Prince’s Purple Reign To Be Remembered Forever

"Everyone has their own experience. That's why we are here, to go through our experience, to learn, to go down those paths and eventually you may have gone down so many paths and learned so much that you don't have to come back again." -Prince

This is what it sounds like when the world cries, as thousands mourn the loss of music megastar Prince, whose iconic and influential 40-year career transcended genre and defined genius.

"Few artists have influenced the sound and trajectory of popular music more distinctly, or touched quite so many people with their talent," Obama said in a statement. " 'A strong spirit transcends rules,' Prince once said — and nobody's spirit was stronger, bolder, or more creative."

The dazzlingly talented and charismatic singer, songwriter, arranger and instrumentalist drew upon musicians ranging from James Brown to Jimi Hendrix to the Beatles, creating a gender- and genre-defying blend of rock, funk and soul. Breaking through in the late 1970s with the hits "Why You Wanna Treat Me So Bad?" and "I Wanna Be Your Lover," he soared over the following decade with such albums as "1999" and "Purple Rain." The title song from "1999," his funky and flippant anthem about an oncoming nuclear holocaust, includes one of the most quoted refrains of popular culture: "Tonight I'm gonna party like it's 1999."
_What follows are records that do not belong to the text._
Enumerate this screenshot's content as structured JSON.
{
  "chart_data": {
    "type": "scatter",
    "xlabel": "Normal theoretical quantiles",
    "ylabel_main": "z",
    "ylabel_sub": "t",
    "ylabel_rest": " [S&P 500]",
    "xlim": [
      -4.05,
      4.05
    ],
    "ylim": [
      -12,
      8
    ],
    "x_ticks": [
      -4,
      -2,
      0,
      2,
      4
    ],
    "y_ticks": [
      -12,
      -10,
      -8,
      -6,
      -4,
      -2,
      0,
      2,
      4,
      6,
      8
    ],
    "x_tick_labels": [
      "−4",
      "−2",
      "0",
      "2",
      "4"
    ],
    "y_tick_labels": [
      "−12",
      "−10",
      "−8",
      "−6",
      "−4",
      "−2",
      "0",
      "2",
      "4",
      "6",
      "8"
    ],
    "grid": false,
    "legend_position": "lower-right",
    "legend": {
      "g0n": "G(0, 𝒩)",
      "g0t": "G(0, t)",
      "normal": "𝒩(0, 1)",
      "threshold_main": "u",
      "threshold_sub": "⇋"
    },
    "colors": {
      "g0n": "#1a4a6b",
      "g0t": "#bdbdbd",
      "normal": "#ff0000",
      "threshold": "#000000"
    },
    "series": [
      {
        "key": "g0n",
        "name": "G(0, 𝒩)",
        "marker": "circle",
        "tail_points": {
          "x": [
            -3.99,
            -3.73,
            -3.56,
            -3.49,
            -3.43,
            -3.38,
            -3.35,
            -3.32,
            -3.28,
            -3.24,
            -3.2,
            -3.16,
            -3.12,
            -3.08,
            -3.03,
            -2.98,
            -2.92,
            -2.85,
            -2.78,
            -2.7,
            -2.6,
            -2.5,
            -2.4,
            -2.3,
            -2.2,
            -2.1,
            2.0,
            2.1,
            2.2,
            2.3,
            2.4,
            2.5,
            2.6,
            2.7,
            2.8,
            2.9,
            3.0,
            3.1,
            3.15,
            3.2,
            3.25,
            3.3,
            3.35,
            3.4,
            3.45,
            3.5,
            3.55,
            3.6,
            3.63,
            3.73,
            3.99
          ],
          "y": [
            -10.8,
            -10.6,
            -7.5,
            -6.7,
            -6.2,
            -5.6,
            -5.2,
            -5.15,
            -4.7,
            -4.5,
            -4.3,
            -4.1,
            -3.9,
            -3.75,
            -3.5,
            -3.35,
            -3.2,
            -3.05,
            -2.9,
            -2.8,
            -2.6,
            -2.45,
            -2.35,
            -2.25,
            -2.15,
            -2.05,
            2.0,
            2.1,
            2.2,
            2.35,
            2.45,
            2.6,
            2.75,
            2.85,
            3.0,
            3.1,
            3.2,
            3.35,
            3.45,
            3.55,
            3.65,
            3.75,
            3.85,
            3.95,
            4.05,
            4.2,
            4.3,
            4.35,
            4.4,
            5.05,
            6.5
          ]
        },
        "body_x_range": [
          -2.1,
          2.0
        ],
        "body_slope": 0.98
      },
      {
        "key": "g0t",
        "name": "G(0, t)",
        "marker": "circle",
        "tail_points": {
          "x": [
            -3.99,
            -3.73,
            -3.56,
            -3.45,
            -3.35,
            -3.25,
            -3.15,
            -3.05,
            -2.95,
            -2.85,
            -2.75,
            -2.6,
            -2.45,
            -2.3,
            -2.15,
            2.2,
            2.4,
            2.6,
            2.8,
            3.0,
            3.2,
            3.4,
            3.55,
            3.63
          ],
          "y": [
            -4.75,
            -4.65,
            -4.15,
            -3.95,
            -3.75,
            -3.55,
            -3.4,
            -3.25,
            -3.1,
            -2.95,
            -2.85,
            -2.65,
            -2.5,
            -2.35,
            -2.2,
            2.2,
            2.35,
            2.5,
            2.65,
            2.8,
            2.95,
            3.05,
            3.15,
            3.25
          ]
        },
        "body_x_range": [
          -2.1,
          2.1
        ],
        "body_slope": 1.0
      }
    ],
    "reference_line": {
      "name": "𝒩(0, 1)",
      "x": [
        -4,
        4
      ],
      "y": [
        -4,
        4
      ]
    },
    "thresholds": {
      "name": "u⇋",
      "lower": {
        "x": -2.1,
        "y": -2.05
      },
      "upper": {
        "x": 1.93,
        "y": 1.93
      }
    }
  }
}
The Minneapolis native, born Prince Rogers Nelson, stood just 5 feet, 2 inches — yet he made a powerful visual impact at the dawn of MTV. Prince was a Little Richard for the '80s, from his wispy moustache and tall pompadour to his colorful and suggestive outfits, the counterpart to the openly erotic lyrics that made him one of the most sexually daring artists of the era.

But his greatest legacy was as a musician, summoning original and compelling sounds at will, whether playing guitar in a flamboyant style that drew on Jimi Hendrix, switching his vocals from a nasally scream to an erotic falsetto, or turning out album after album of stunningly innovative material. Among his other notable releases: "Sign O' the Times," ''Graffiti Bridge" and "The Black Album." Rarely lacking in confidence, he effortlessly absorbed the music of others and made it sound like Prince, whether the James Brown guitar riff on "Kiss" or the Beatle-esque, psychedelic pop of "Raspberry Beret." Mick Jagger was among numerous musicians, actors and other public figures praising the artist, tweeting: "Prince's talent was limitless. He was one of the most unique and talented artists of the last 30 years." Madonna called him a "true visionary," while Oprah Winfrey tweeted: "Prince the doves really are crying now. Listening to your music. Remembering you."

Prince's records sold more than 100 million copies. He won seven Grammys and received an Academy Award in 1985 for his music from "Purple Rain," the movie in which he starred as a young musician. In 2004, Prince was inducted into the Rock and Roll Hall of Fame, which hailed him as a musical and social trailblazer. "He rewrote the rulebook, forging a synthesis of black funk and white rock that served as a blueprint for cutting-edge music in the Eighties," reads the Hall's dedication. "Prince made dance music that rocked and rock music that had a bristling, funky backbone. From the beginning, Prince and his music were androgynous, sly, sexy and provocative."

Ever the showman, his image was a crucial facet of his creative output. From-head-to-toe sequins to ruffled collars, nudity and a well-publicized penchant for purple, Prince's outfits became as legendary as his music. With a look that constantly evolved, his audacious wardrobe was an inspiration to the fashion industry, who have been paying tribute to him since the news broke.